Veterans were told how to enroll in the VA health-care system, and provided information about the availability of vaccines and any future vaccination dates. Post 38 will host a vaccine clinic April 3 for 50-100 veterans.

“This is the mission of The American Legion: taking care of our military, taking care of our veterans and taking care of our community,” Post 38 Commander Kevin Boyd said. “In the military we learn to take care of each other. We’re doing that with this, and we’re working at saving lives.”

Boyd said the post has been working with local officials to identify homeless veterans in the area. A portion of the April 3 vaccines will be set aside for those veterans.

“It’s not their fault they’re homeless,” Boyd said. “We need to do something to get them the vaccine as well.”

The post’s vaccination effort is a continuation of its work during the pandemic. Since last March, Boyd said the post has collected around 500,000 pounds of food that was distributed to the community. “That’s why we’re here,” he said. “It’s what The American Legion is supposed to be doing.”

The following are a few more examples of American Legion posts opening up their doors to serve as COVID-19 vaccine sites. If your post is doing something similar, let us know by emailing [email protected] or sharing it at


The VA Northern Indiana Health Care System is conducting a vaccination clinic March 27 at American Legion Post 31 in Angola from 9 a.m.-2 p.m. All veterans enrolled with VA Northern Indiana Healthcare System are eligible to receive the vaccine. Anyone wanting to enroll will be able to talk to enrollment staff during the clinic.


The North Florida/South Georgia Veterans Health System has been conducting walk-up COVID-19 vaccine clinics with no age requirement in Gainesville and Lake City. The latter took place March 15-19 at American Legion Post 57 in Lake City.


• The VA Boston Healthcare System recently set up mobile vaccine teams at various sites to distribute the vaccinations quicker. William Carter American Legion Post 16 in Mattapan served as one of the sites March 17.

• In Plymouth, American Legion Post 40 served as a vaccine site on Feb. 27 for veterans 55 and older and enrolled in VA. Shots were administered by VA staff.

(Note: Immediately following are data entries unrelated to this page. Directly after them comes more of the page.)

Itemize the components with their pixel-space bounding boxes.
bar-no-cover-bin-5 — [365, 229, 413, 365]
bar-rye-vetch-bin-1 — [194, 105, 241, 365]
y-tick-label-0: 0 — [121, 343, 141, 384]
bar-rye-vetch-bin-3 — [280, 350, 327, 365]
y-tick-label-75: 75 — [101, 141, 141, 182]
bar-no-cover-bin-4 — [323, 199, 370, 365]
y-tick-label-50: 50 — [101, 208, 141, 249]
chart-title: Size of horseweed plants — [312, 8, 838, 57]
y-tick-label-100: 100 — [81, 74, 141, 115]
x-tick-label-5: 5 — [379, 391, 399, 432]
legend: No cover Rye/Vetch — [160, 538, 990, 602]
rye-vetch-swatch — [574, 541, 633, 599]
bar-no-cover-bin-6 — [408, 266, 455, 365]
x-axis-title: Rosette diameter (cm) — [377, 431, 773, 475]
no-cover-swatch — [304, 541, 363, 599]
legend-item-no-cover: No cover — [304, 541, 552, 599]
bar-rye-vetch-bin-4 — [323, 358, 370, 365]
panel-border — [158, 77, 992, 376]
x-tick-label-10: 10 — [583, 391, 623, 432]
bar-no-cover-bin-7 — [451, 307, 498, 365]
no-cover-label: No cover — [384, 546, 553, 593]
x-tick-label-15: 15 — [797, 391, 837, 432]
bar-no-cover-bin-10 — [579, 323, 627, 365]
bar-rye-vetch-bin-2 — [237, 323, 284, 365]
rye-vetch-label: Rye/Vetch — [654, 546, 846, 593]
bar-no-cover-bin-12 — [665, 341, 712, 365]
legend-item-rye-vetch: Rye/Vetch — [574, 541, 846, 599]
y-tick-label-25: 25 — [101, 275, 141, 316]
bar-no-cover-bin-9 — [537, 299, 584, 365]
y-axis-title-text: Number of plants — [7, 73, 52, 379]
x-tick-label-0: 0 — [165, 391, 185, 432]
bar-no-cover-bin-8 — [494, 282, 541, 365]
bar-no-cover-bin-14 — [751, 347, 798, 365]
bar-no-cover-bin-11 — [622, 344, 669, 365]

• The Truman VA Medical Center’s Centralia Veteran Vaccine Clinic Bus Tour made a March 12 stop at Emmette J. Shields American Legion Post 55 in Hannibal. Those eligible for VA health care were provided a free vaccine. “I think it’s very important to get these shots to these veterans,” Past Post 55 Commander Jess Ornelas told WGEM. “I’ve run into a couple already who just don’t like to go to the hospitals, so it’s very important so they can get well.”

• The Kansas City VA Medical Center conducted first-dose vaccine clinics for enrolled veterans in several communities in and around Kansas City, March 10-15. Matthews-Crawford American Legion Post 131 in Warrensburg served as one of the sites.

New York

On March 7 in Albany County, N.Y., hundreds of residents were vaccinated during a mobile clinic at North Albany American Legion Post 1610. The effort was a collaboration with county officials.

North Carolina

In Jacksonville, American Legion Post 265 has served as a vaccine site for Star Med on multiple occasions, first to healthcare workers and those 65 and over, and later to an expanded eligibility group. Hundreds have received a vaccine through the post’s facility, which will serve as another vaccine site March 20.


When the Milwaukee VA Medical Center expanded its vaccination effort to those enrolled veterans ages 60 and over, the center set up walk-in clinics that included American Legion Post 82 in Port Washington.